First I retreated to the kitchen, taking Otto with me, closed the door, sat at the table, tried to read the paper. But I was distracted, they made too much noise. So I stopped reading, began to cook. But I wondered why I was behaving like that, why I was hiding in my own house, it made no sense. After a while I returned to the entrance, where the two were busy in the house and on the landing, setting the metal plates on the old door panels.

I brought them some beers and was greeted with ill-contained enthusiasm. The older one in particular started up again with his vulgarly allusive language, maybe he just wanted to be witty, and that was the only form of wit he knew. Almost unconsciously — it was the throat blowing air against the vocal cords — I answered him laughing, with even heavier allusions, and, realizing that I had surprised them both, I didn’t wait for them to reply but piled it on, so foul-mouthed that the two looked at one another, perplexed, gave a slight smile, left the beer half drunk, and began to work more quickly.

Soon only a persistent hammering could be heard. Uneasiness returned, and this time it was unbearable. I felt all the shame of standing there as if waiting for further vulgarities that didn’t come. There was a long interval of embarrassment, perhaps they asked me to hand them some object, a tool, but with exaggerated courtesy, and not even a smile. After a while I picked up bottles and glasses, and went back to the kitchen. What was happening to me. Was I following, literally, the process of self-degradation, had I surrendered, was I no longer trying to find a new measure of myself?
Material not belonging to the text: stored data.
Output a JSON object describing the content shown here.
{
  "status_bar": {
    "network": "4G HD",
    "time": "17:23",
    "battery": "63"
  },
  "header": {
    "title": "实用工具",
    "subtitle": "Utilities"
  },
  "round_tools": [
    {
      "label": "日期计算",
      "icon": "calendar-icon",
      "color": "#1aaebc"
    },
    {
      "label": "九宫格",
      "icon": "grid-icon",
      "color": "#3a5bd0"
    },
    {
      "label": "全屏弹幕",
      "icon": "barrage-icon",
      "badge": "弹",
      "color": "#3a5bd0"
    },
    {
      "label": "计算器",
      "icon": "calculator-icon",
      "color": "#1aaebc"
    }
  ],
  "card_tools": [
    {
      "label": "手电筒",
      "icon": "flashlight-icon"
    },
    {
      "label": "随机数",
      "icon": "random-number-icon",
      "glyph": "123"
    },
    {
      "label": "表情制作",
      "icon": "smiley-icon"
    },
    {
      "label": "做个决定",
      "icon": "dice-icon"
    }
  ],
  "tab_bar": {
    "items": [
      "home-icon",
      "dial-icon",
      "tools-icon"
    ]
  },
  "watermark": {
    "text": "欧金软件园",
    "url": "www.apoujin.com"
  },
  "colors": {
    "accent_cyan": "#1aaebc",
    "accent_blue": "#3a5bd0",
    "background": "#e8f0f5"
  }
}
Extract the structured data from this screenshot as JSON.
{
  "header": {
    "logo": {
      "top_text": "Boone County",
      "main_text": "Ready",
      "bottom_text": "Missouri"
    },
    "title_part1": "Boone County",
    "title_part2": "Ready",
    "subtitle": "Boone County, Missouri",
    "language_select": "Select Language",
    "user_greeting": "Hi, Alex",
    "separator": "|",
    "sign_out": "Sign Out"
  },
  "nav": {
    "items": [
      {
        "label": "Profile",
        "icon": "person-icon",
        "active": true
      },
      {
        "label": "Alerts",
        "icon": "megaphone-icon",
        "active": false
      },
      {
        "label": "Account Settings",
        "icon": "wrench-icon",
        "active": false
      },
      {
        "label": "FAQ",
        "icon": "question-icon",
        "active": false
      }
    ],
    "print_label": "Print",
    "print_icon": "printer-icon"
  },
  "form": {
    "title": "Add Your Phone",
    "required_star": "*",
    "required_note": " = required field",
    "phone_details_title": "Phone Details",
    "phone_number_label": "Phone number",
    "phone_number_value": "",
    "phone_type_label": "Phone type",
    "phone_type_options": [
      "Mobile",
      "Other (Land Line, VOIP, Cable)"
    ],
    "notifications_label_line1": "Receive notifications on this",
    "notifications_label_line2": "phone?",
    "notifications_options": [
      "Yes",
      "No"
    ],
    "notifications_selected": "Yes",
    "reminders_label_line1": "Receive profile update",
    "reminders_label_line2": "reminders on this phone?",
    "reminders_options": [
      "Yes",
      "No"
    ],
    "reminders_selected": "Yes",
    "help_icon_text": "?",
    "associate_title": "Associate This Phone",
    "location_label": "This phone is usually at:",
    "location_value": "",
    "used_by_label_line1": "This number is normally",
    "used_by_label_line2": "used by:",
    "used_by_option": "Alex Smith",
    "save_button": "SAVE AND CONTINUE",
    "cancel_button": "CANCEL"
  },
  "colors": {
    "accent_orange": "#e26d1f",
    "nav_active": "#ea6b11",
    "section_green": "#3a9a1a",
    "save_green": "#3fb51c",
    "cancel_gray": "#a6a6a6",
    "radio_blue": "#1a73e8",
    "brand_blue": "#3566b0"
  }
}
Eventually the men called me. They had finished. They showed me how the lock worked, they gave me the keys. The older one said that if I had trouble I had only to call, and with large dirty fingers handed me his card. It seemed to me that he was looking at me insistently, but I didn’t react. I gave him my attention really only when he slipped the keys into the two keyholes, as bright as suns above the dark panels of the door, and kept insisting on their positions.

“This goes in vertically,” he said, “this horizontally.”
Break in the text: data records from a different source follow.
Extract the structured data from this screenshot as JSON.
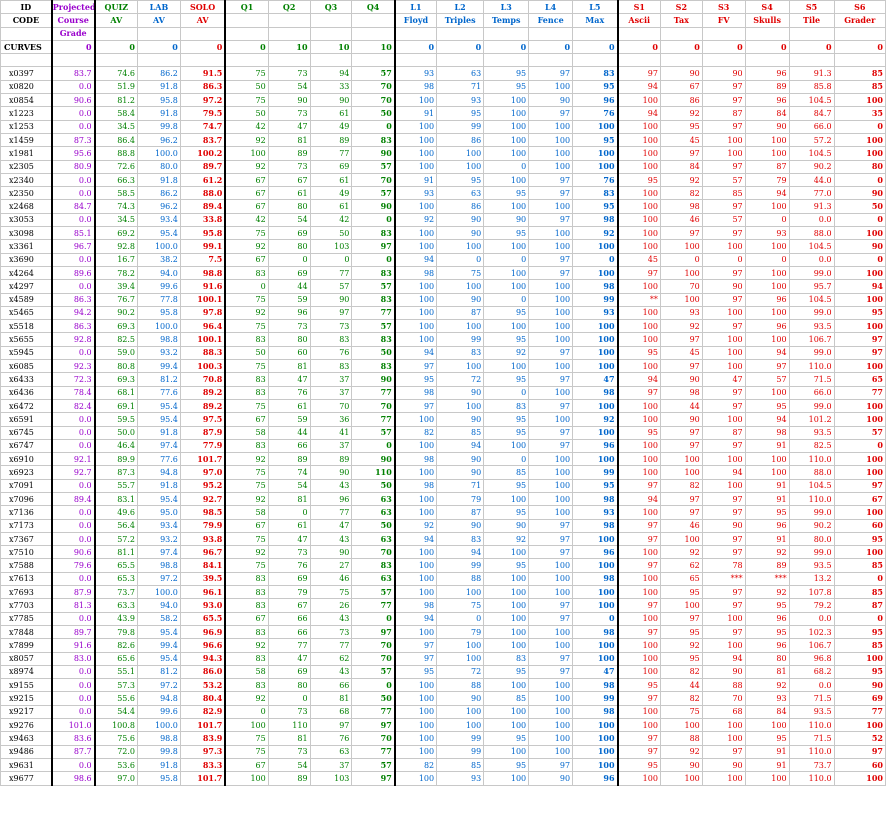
{
  "headers": {
    "row1": [
      "ID",
      "Projected",
      "QUIZ",
      "LAB",
      "SOLO",
      "Q1",
      "Q2",
      "Q3",
      "Q4",
      "L1",
      "L2",
      "L3",
      "L4",
      "L5",
      "S1",
      "S2",
      "S3",
      "S4",
      "S5",
      "S6"
    ],
    "row2": [
      "CODE",
      "Course",
      "AV",
      "AV",
      "AV",
      "",
      "",
      "",
      "",
      "Floyd",
      "Triples",
      "Temps",
      "Fence",
      "Max",
      "Ascii",
      "Tax",
      "FV",
      "Skulls",
      "Tile",
      "Grader"
    ],
    "row3": [
      "",
      "Grade",
      "",
      "",
      "",
      "",
      "",
      "",
      "",
      "",
      "",
      "",
      "",
      "",
      "",
      "",
      "",
      "",
      "",
      ""
    ]
  },
  "curves": [
    "CURVES",
    "0",
    "0",
    "0",
    "0",
    "0",
    "10",
    "10",
    "10",
    "0",
    "0",
    "0",
    "0",
    "0",
    "0",
    "0",
    "0",
    "0",
    "0",
    "0"
  ],
  "rows": [
    [
      "x0397",
      "83.7",
      "74.6",
      "86.2",
      "91.5",
      "75",
      "73",
      "94",
      "57",
      "93",
      "63",
      "95",
      "97",
      "83",
      "97",
      "90",
      "90",
      "96",
      "91.3",
      "85"
    ],
    [
      "x0820",
      "0.0",
      "51.9",
      "91.8",
      "86.3",
      "50",
      "54",
      "33",
      "70",
      "98",
      "71",
      "95",
      "100",
      "95",
      "94",
      "67",
      "97",
      "89",
      "85.8",
      "85"
    ],
    [
      "x0854",
      "90.6",
      "81.2",
      "95.8",
      "97.2",
      "75",
      "90",
      "90",
      "70",
      "100",
      "93",
      "100",
      "90",
      "96",
      "100",
      "86",
      "97",
      "96",
      "104.5",
      "100"
    ],
    [
      "x1223",
      "0.0",
      "58.4",
      "91.8",
      "79.5",
      "50",
      "73",
      "61",
      "50",
      "91",
      "95",
      "100",
      "97",
      "76",
      "94",
      "92",
      "87",
      "84",
      "84.7",
      "35"
    ],
    [
      "x1253",
      "0.0",
      "34.5",
      "99.8",
      "74.7",
      "42",
      "47",
      "49",
      "0",
      "100",
      "99",
      "100",
      "100",
      "100",
      "100",
      "95",
      "97",
      "90",
      "66.0",
      "0"
    ],
    [
      "x1459",
      "87.3",
      "86.4",
      "96.2",
      "83.7",
      "92",
      "81",
      "89",
      "83",
      "100",
      "86",
      "100",
      "100",
      "95",
      "100",
      "45",
      "100",
      "100",
      "57.2",
      "100"
    ],
    [
      "x1981",
      "95.6",
      "88.8",
      "100.0",
      "100.2",
      "100",
      "89",
      "77",
      "90",
      "100",
      "100",
      "100",
      "100",
      "100",
      "100",
      "97",
      "100",
      "100",
      "104.5",
      "100"
    ],
    [
      "x2305",
      "80.9",
      "72.6",
      "80.0",
      "89.7",
      "92",
      "73",
      "69",
      "57",
      "100",
      "100",
      "0",
      "100",
      "100",
      "100",
      "84",
      "97",
      "87",
      "90.2",
      "80"
    ],
    [
      "x2340",
      "0.0",
      "66.3",
      "91.8",
      "61.2",
      "67",
      "67",
      "61",
      "70",
      "91",
      "95",
      "100",
      "97",
      "76",
      "95",
      "92",
      "57",
      "79",
      "44.0",
      "0"
    ],
    [
      "x2350",
      "0.0",
      "58.5",
      "86.2",
      "88.0",
      "67",
      "61",
      "49",
      "57",
      "93",
      "63",
      "95",
      "97",
      "83",
      "100",
      "82",
      "85",
      "94",
      "77.0",
      "90"
    ],
    [
      "x2468",
      "84.7",
      "74.3",
      "96.2",
      "89.4",
      "67",
      "80",
      "61",
      "90",
      "100",
      "86",
      "100",
      "100",
      "95",
      "100",
      "98",
      "97",
      "100",
      "91.3",
      "50"
    ],
    [
      "x3053",
      "0.0",
      "34.5",
      "93.4",
      "33.8",
      "42",
      "54",
      "42",
      "0",
      "92",
      "90",
      "90",
      "97",
      "98",
      "100",
      "46",
      "57",
      "0",
      "0.0",
      "0"
    ],
    [
      "x3098",
      "85.1",
      "69.2",
      "95.4",
      "95.8",
      "75",
      "69",
      "50",
      "83",
      "100",
      "90",
      "95",
      "100",
      "92",
      "100",
      "97",
      "97",
      "93",
      "88.0",
      "100"
    ],
    [
      "x3361",
      "96.7",
      "92.8",
      "100.0",
      "99.1",
      "92",
      "80",
      "103",
      "97",
      "100",
      "100",
      "100",
      "100",
      "100",
      "100",
      "100",
      "100",
      "100",
      "104.5",
      "90"
    ],
    [
      "x3690",
      "0.0",
      "16.7",
      "38.2",
      "7.5",
      "67",
      "0",
      "0",
      "0",
      "94",
      "0",
      "0",
      "97",
      "0",
      "45",
      "0",
      "0",
      "0",
      "0.0",
      "0"
    ],
    [
      "x4264",
      "89.6",
      "78.2",
      "94.0",
      "98.8",
      "83",
      "69",
      "77",
      "83",
      "98",
      "75",
      "100",
      "97",
      "100",
      "97",
      "100",
      "97",
      "100",
      "99.0",
      "100"
    ],
    [
      "x4297",
      "0.0",
      "39.4",
      "99.6",
      "91.6",
      "0",
      "44",
      "57",
      "57",
      "100",
      "100",
      "100",
      "100",
      "98",
      "100",
      "70",
      "90",
      "100",
      "95.7",
      "94"
    ],
    [
      "x4589",
      "86.3",
      "76.7",
      "77.8",
      "100.1",
      "75",
      "59",
      "90",
      "83",
      "100",
      "90",
      "0",
      "100",
      "99",
      "**",
      "100",
      "97",
      "96",
      "104.5",
      "100"
    ],
    [
      "x5465",
      "94.2",
      "90.2",
      "95.8",
      "97.8",
      "92",
      "96",
      "97",
      "77",
      "100",
      "87",
      "95",
      "100",
      "93",
      "100",
      "93",
      "100",
      "100",
      "99.0",
      "95"
    ],
    [
      "x5518",
      "86.3",
      "69.3",
      "100.0",
      "96.4",
      "75",
      "73",
      "73",
      "57",
      "100",
      "100",
      "100",
      "100",
      "100",
      "100",
      "92",
      "97",
      "96",
      "93.5",
      "100"
    ],
    [
      "x5655",
      "92.8",
      "82.5",
      "98.8",
      "100.1",
      "83",
      "80",
      "83",
      "83",
      "100",
      "99",
      "95",
      "100",
      "100",
      "100",
      "97",
      "100",
      "100",
      "106.7",
      "97"
    ],
    [
      "x5945",
      "0.0",
      "59.0",
      "93.2",
      "88.3",
      "50",
      "60",
      "76",
      "50",
      "94",
      "83",
      "92",
      "97",
      "100",
      "95",
      "45",
      "100",
      "94",
      "99.0",
      "97"
    ],
    [
      "x6085",
      "92.3",
      "80.8",
      "99.4",
      "100.3",
      "75",
      "81",
      "83",
      "83",
      "97",
      "100",
      "100",
      "100",
      "100",
      "100",
      "97",
      "100",
      "97",
      "110.0",
      "100"
    ],
    [
      "x6433",
      "72.3",
      "69.3",
      "81.2",
      "70.8",
      "83",
      "47",
      "37",
      "90",
      "95",
      "72",
      "95",
      "97",
      "47",
      "94",
      "90",
      "47",
      "57",
      "71.5",
      "65"
    ],
    [
      "x6436",
      "78.4",
      "68.1",
      "77.6",
      "89.2",
      "83",
      "76",
      "37",
      "77",
      "98",
      "90",
      "0",
      "100",
      "98",
      "97",
      "98",
      "97",
      "100",
      "66.0",
      "77"
    ],
    [
      "x6472",
      "82.4",
      "69.1",
      "95.4",
      "89.2",
      "75",
      "61",
      "70",
      "70",
      "97",
      "100",
      "83",
      "97",
      "100",
      "100",
      "44",
      "97",
      "95",
      "99.0",
      "100"
    ],
    [
      "x6591",
      "0.0",
      "59.5",
      "95.4",
      "97.5",
      "67",
      "59",
      "36",
      "77",
      "100",
      "90",
      "95",
      "100",
      "92",
      "100",
      "90",
      "100",
      "94",
      "101.2",
      "100"
    ],
    [
      "x6745",
      "0.0",
      "50.0",
      "91.8",
      "87.9",
      "58",
      "44",
      "41",
      "57",
      "82",
      "85",
      "95",
      "97",
      "100",
      "95",
      "97",
      "87",
      "98",
      "93.5",
      "57"
    ],
    [
      "x6747",
      "0.0",
      "46.4",
      "97.4",
      "77.9",
      "83",
      "66",
      "37",
      "0",
      "100",
      "94",
      "100",
      "97",
      "96",
      "100",
      "97",
      "97",
      "91",
      "82.5",
      "0"
    ],
    [
      "x6910",
      "92.1",
      "89.9",
      "77.6",
      "101.7",
      "92",
      "89",
      "89",
      "90",
      "98",
      "90",
      "0",
      "100",
      "100",
      "100",
      "100",
      "100",
      "100",
      "110.0",
      "100"
    ],
    [
      "x6923",
      "92.7",
      "87.3",
      "94.8",
      "97.0",
      "75",
      "74",
      "90",
      "110",
      "100",
      "90",
      "85",
      "100",
      "99",
      "100",
      "100",
      "94",
      "100",
      "88.0",
      "100"
    ],
    [
      "x7091",
      "0.0",
      "55.7",
      "91.8",
      "95.2",
      "75",
      "54",
      "43",
      "50",
      "98",
      "71",
      "95",
      "100",
      "95",
      "97",
      "82",
      "100",
      "91",
      "104.5",
      "97"
    ],
    [
      "x7096",
      "89.4",
      "83.1",
      "95.4",
      "92.7",
      "92",
      "81",
      "96",
      "63",
      "100",
      "79",
      "100",
      "100",
      "98",
      "94",
      "97",
      "97",
      "91",
      "110.0",
      "67"
    ],
    [
      "x7136",
      "0.0",
      "49.6",
      "95.0",
      "98.5",
      "58",
      "0",
      "77",
      "63",
      "100",
      "87",
      "95",
      "100",
      "93",
      "100",
      "97",
      "97",
      "95",
      "99.0",
      "100"
    ],
    [
      "x7173",
      "0.0",
      "56.4",
      "93.4",
      "79.9",
      "67",
      "61",
      "47",
      "50",
      "92",
      "90",
      "90",
      "97",
      "98",
      "97",
      "46",
      "90",
      "96",
      "90.2",
      "60"
    ],
    [
      "x7367",
      "0.0",
      "57.2",
      "93.2",
      "93.8",
      "75",
      "47",
      "43",
      "63",
      "94",
      "83",
      "92",
      "97",
      "100",
      "97",
      "100",
      "97",
      "91",
      "80.0",
      "95"
    ],
    [
      "x7510",
      "90.6",
      "81.1",
      "97.4",
      "96.7",
      "92",
      "73",
      "90",
      "70",
      "100",
      "94",
      "100",
      "97",
      "96",
      "100",
      "92",
      "97",
      "92",
      "99.0",
      "100"
    ],
    [
      "x7588",
      "79.6",
      "65.5",
      "98.8",
      "84.1",
      "75",
      "76",
      "27",
      "83",
      "100",
      "99",
      "95",
      "100",
      "100",
      "97",
      "62",
      "78",
      "89",
      "93.5",
      "85"
    ],
    [
      "x7613",
      "0.0",
      "65.3",
      "97.2",
      "39.5",
      "83",
      "69",
      "46",
      "63",
      "100",
      "88",
      "100",
      "100",
      "98",
      "100",
      "65",
      "***",
      "***",
      "13.2",
      "0"
    ],
    [
      "x7693",
      "87.9",
      "73.7",
      "100.0",
      "96.1",
      "83",
      "79",
      "75",
      "57",
      "100",
      "100",
      "100",
      "100",
      "100",
      "100",
      "95",
      "97",
      "92",
      "107.8",
      "85"
    ],
    [
      "x7703",
      "81.3",
      "63.3",
      "94.0",
      "93.0",
      "83",
      "67",
      "26",
      "77",
      "98",
      "75",
      "100",
      "97",
      "100",
      "97",
      "100",
      "97",
      "95",
      "79.2",
      "87"
    ],
    [
      "x7785",
      "0.0",
      "43.9",
      "58.2",
      "65.5",
      "67",
      "66",
      "43",
      "0",
      "94",
      "0",
      "100",
      "97",
      "0",
      "100",
      "97",
      "100",
      "96",
      "0.0",
      "0"
    ],
    [
      "x7848",
      "89.7",
      "79.8",
      "95.4",
      "96.9",
      "83",
      "66",
      "73",
      "97",
      "100",
      "79",
      "100",
      "100",
      "98",
      "97",
      "95",
      "97",
      "95",
      "102.3",
      "95"
    ],
    [
      "x7899",
      "91.6",
      "82.6",
      "99.4",
      "96.6",
      "92",
      "77",
      "77",
      "70",
      "97",
      "100",
      "100",
      "100",
      "100",
      "100",
      "92",
      "100",
      "96",
      "106.7",
      "85"
    ],
    [
      "x8057",
      "83.0",
      "65.6",
      "95.4",
      "94.3",
      "83",
      "47",
      "62",
      "70",
      "97",
      "100",
      "83",
      "97",
      "100",
      "100",
      "95",
      "94",
      "80",
      "96.8",
      "100"
    ],
    [
      "x8974",
      "0.0",
      "55.1",
      "81.2",
      "86.0",
      "58",
      "69",
      "43",
      "57",
      "95",
      "72",
      "95",
      "97",
      "47",
      "100",
      "82",
      "90",
      "81",
      "68.2",
      "95"
    ],
    [
      "x9155",
      "0.0",
      "57.3",
      "97.2",
      "53.2",
      "83",
      "80",
      "66",
      "0",
      "100",
      "88",
      "100",
      "100",
      "98",
      "95",
      "44",
      "88",
      "92",
      "0.0",
      "90"
    ],
    [
      "x9215",
      "0.0",
      "55.6",
      "94.8",
      "80.4",
      "92",
      "0",
      "81",
      "50",
      "100",
      "90",
      "85",
      "100",
      "99",
      "97",
      "82",
      "70",
      "93",
      "71.5",
      "69"
    ],
    [
      "x9217",
      "0.0",
      "54.4",
      "99.6",
      "82.9",
      "0",
      "73",
      "68",
      "77",
      "100",
      "100",
      "100",
      "100",
      "98",
      "100",
      "75",
      "68",
      "84",
      "93.5",
      "77"
    ],
    [
      "x9276",
      "101.0",
      "100.8",
      "100.0",
      "101.7",
      "100",
      "110",
      "97",
      "97",
      "100",
      "100",
      "100",
      "100",
      "100",
      "100",
      "100",
      "100",
      "100",
      "110.0",
      "100"
    ],
    [
      "x9463",
      "83.6",
      "75.6",
      "98.8",
      "83.9",
      "75",
      "81",
      "76",
      "70",
      "100",
      "99",
      "95",
      "100",
      "100",
      "97",
      "88",
      "100",
      "95",
      "71.5",
      "52"
    ],
    [
      "x9486",
      "87.7",
      "72.0",
      "99.8",
      "97.3",
      "75",
      "73",
      "63",
      "77",
      "100",
      "99",
      "100",
      "100",
      "100",
      "97",
      "92",
      "97",
      "91",
      "110.0",
      "97"
    ],
    [
      "x9631",
      "0.0",
      "53.6",
      "91.8",
      "83.3",
      "67",
      "54",
      "37",
      "57",
      "82",
      "85",
      "95",
      "97",
      "100",
      "95",
      "90",
      "90",
      "91",
      "73.7",
      "60"
    ],
    [
      "x9677",
      "98.6",
      "97.0",
      "95.8",
      "101.7",
      "100",
      "89",
      "103",
      "97",
      "100",
      "93",
      "100",
      "90",
      "96",
      "100",
      "100",
      "100",
      "100",
      "110.0",
      "100"
    ]
  ],
  "colors": {
    "projected": "#9900cc",
    "quiz": "#008000",
    "lab": "#0066cc",
    "solo": "#e00000"
  }
}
I looked at him in puzzlement and he added:

“Be careful, you can ruin the mechanism.”

With renewed impudence he philosophized:

“Locks become habituated. They have to recognize the hand of their master.”

He tried first one key, then the other, and it seemed to me that even he had to force them a little. I asked to try myself. I locked and then unlocked both locks with a firm motion, easily. The younger man said with exaggerated languor:

“The signora has a nice sure hand.”

I paid them and they left. I closed the door behind them and leaned against it, feeling the long, living vibrations of the panels until they died away and everything was calm again.